Abstract:
Pada tataran Filsafat Hukum, kajian tentang peran penting hermeneutika terhadap hukum telah
sangat berkembang. Meskipun demikian, pada tataran yang lebih konkrit, yaitu pada ranah Teori
Hukum, Ilmu Hukum, terutama penafsiran hukum oleh hakim, hermeneutika masih harus
ditelaah lebih jauh dan terperinci. Melalui pembahasan atas putusan perkara pengujian undang-undang
oleh Mahkamah Konstitusi, kajian ini menelusuri titik temu antara hermeneutika dan
penafsiran hukum, dalam rangka memastikan bagaimana hermeneutika dapat berperan di tataran
yang lebih konkrit.
Dari hasil penelusuran ditemukan bahwa beberapa konsep dari Hermeneutika Metodologis,
Hermeneutika Filosofis, Hermeneutika Kritis dan Hermeneutika Reflektif ternyata telah tercakup
dalam upaya penafsiran oleh hakim konstitusi. Ini menunjukkan bahwa di bidang hukum
hermeneutika bukan merupakan bentuk penafsiran baru. Di sisi lain, keberadaan hermeneutika
dalam penafsiran hukum belum termanfaatkan lebih jauh. Terdapat konsep-konsep hermeneutika
seperti Wirkungsgescichte, Depth Hermeneutics (Hermeneutika Kedalaman), dan Hermeneutical
Arc, yang dapat membantu hakim konstitusi untuk menjernihkan makna ketika menafsirkan
seluruh dalil dalam pengujian undang-undang.

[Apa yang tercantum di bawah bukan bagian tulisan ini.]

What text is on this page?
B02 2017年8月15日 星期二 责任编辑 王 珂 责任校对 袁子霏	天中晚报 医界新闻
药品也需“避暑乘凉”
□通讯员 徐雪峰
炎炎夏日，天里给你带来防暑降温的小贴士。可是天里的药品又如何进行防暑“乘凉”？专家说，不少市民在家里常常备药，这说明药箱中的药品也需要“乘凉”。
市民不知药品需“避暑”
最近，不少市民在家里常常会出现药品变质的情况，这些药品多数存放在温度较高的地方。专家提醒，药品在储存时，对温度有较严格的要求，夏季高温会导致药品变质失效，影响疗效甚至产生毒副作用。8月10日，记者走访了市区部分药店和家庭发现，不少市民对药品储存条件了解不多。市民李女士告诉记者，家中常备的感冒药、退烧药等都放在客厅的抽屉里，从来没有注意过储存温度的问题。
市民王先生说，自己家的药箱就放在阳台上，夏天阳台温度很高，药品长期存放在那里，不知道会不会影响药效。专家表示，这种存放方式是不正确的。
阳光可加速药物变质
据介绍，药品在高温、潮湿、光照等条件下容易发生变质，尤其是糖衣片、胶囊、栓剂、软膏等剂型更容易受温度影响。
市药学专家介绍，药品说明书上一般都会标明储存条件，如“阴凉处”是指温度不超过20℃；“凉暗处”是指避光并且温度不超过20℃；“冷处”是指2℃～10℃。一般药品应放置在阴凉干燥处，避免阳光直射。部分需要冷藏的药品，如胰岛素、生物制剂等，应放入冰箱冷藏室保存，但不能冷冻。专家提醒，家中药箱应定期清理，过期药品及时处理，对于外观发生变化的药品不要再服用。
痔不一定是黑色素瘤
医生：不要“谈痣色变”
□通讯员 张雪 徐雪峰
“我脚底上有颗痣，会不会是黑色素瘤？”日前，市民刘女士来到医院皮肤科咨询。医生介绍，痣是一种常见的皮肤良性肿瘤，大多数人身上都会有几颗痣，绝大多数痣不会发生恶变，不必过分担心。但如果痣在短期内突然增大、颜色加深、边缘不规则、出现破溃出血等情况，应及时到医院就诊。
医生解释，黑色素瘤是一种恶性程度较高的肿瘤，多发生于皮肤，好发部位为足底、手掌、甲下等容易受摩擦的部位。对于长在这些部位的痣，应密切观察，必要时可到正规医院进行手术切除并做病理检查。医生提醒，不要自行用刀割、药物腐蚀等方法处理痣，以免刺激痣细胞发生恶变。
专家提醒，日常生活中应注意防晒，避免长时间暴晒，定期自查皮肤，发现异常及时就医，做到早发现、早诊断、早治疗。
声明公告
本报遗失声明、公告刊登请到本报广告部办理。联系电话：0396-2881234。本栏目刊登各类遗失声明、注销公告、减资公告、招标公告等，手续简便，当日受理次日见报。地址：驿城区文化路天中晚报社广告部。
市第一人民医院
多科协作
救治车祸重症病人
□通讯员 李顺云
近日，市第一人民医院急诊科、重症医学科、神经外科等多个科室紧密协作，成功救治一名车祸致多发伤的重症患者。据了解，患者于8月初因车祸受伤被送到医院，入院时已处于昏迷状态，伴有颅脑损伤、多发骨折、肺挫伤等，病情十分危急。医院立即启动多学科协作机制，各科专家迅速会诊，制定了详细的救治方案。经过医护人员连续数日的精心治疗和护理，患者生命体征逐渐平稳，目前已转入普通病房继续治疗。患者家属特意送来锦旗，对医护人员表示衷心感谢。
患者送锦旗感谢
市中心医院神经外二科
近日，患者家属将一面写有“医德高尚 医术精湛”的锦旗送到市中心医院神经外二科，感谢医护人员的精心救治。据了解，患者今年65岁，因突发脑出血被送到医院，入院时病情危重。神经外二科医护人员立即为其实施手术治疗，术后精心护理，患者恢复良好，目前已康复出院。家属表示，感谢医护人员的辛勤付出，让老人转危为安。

Kajian ini meletakan hermeneutika dan penafsiran hukum sebagai objek sekaligus metode.
Keduanya dibedah terlebih dahulu dalam rangka menyusun ‘alat’ (tools), dan alat ini kemudian
digunakan untuk menganalisis objek konkret kajian berupa putusan perkara pengujian undangundang
oleh Mahkamah Konstitusi, dengan tujuan memperoleh peran dan titik temu antara
hermeneutika dan penafsiran hukum.
Menempatkan hermeneutika dalam praksis hukum berarti mempertemukan ranah filosofis
dengan sisi praktis hukum yang berkarakter sangat spesifik. Di ranah filsafat, hermeneutika
dapat bergerak sangat leluasa dan bebas dalam mengeksplorasi kemungkinan maknawi. Di
bidang hukum, hermeneutika harus berhadapan dengan otoritas, nilai-nilai yang menyangkut
kepentingan masyarakat, dan terutama nasib hidup seseorang. Di ranah filsafat hermeneutika
berada dalam kerangka postmodernisme yang non-positivistik, sedang di tataran hukum ia justru
harus masuk ke dalam kerangka modernisme yang bertendensi positivistik. Perbedaan konteks
itu menyebabkan relevansi hermeneutika di bidang hukum menjadi terbatas juga.